According to the findings, women who conceived a child shortly after undergoing bariatric surgery had a higher rate of preterm pregnancies and conceived smaller children more often than women in the middle to late groups.

Overall, 23.5% of women in the early group had shorter pregnancies by five to seven days. Women in the early group also lost an average of nearly two pounds during pregnancy compared to the women in other groups who gained between 22 and 23 pounds during their pregnancies.

Newborns born to women in the early groups weighed less than newborns born to women in the other groups. On average, early group newborns weighed 6.56 pounds compared to 6.97 and 7.08 pounds.

Women who conceived shortly after undergoing bariatric surgery also had more preterm births than the other two groups. Lower weight gain during pregnancy was linked to both early delivery and infants with lower birth weight.

In fact, women who gained less weight during pregnancy gave birth to infants that weighed one-third a pound less than other infants born to women who gained more weight. Women who gained less weight also had a higher risk of giving birth to infants preterm. The risk was nearly 16% compared to 6% among women who gained adequate weight during pregnancy.

The researchers determined women who get pregnant within a year of having bariatric surgery are more likely to have preterm births and give birth to smaller than normal infants. This result is similar to prior research which also indicated women who undergo bariatric surgery face an increased risk of preterm delivery during pregnancy.
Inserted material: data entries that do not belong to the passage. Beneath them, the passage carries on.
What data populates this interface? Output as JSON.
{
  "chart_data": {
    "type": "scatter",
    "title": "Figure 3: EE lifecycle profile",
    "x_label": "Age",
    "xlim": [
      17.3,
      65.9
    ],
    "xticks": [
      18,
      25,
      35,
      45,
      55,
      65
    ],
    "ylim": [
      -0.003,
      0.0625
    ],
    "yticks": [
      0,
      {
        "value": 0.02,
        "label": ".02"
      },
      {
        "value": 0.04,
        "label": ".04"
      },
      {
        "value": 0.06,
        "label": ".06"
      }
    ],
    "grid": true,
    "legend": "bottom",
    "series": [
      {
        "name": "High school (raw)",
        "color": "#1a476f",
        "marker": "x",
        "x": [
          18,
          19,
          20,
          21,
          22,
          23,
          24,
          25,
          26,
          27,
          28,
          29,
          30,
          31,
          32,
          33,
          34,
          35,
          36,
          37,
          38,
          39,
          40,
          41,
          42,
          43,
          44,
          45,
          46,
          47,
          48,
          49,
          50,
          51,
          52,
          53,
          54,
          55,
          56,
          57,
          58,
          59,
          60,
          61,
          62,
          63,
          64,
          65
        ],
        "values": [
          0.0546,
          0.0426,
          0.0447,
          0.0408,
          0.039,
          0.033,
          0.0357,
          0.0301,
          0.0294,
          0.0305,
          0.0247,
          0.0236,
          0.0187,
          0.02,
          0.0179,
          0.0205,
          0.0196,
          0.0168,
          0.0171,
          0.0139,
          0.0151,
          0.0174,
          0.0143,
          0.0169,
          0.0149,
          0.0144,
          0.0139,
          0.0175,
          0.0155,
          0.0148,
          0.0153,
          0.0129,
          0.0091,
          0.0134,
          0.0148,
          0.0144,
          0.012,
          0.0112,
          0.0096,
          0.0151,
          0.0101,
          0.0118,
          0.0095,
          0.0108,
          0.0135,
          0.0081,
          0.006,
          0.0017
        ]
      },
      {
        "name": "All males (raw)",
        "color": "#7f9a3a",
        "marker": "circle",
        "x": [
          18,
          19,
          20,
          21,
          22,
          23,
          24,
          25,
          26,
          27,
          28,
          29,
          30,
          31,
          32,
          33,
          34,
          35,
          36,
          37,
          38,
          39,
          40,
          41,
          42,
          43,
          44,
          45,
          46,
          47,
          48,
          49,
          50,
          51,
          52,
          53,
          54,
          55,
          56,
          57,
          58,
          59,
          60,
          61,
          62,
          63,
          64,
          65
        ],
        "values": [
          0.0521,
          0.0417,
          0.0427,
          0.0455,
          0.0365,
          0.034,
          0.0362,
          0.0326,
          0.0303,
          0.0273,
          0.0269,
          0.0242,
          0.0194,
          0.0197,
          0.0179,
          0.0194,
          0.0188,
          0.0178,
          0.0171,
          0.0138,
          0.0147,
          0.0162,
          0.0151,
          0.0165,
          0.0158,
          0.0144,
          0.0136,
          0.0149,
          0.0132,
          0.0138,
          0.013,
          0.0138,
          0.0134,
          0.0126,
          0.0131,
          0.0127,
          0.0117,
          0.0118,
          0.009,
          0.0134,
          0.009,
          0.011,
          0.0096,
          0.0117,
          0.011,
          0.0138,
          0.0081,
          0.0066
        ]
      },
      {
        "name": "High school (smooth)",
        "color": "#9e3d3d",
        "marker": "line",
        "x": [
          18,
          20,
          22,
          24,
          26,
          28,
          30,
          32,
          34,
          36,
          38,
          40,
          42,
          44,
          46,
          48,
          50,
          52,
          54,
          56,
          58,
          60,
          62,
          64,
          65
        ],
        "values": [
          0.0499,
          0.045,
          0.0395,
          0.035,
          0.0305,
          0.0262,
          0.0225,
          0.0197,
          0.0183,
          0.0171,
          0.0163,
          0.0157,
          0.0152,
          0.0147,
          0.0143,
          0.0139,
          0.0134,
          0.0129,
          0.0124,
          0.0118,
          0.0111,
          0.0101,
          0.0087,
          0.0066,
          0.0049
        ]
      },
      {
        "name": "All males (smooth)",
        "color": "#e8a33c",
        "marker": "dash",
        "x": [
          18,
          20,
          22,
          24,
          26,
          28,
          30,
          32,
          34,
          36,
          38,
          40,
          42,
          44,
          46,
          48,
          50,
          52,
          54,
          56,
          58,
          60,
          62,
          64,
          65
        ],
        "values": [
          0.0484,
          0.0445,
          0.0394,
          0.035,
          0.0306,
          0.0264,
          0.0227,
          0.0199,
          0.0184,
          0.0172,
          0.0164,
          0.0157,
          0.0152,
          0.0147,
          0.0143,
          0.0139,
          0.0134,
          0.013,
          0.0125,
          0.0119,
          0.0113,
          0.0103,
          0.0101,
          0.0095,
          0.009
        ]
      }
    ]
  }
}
Women who have weight-loss surgery also face other risks, including increased risk of digestive tract problems which may lead to increased risk of poor nutrition. Studies have also suggested women who undergo bariatric surgery may face an increased risk of committing suicide.

The researchers recommend women avoid pregnancy for 12 to 24 months after undergoing weight-loss surgery to avoid side effects to the infant. By waiting to get pregnant, women can avoid problems linked to ongoing weight loss, including increased risk of malnutrition due to significantly lower calorie intake.

The findings are being presented at the European Congress on Obesity virtual annual meeting held this week. Research presented at medical conferences are considered preliminary until published in a peer-reviewed journal.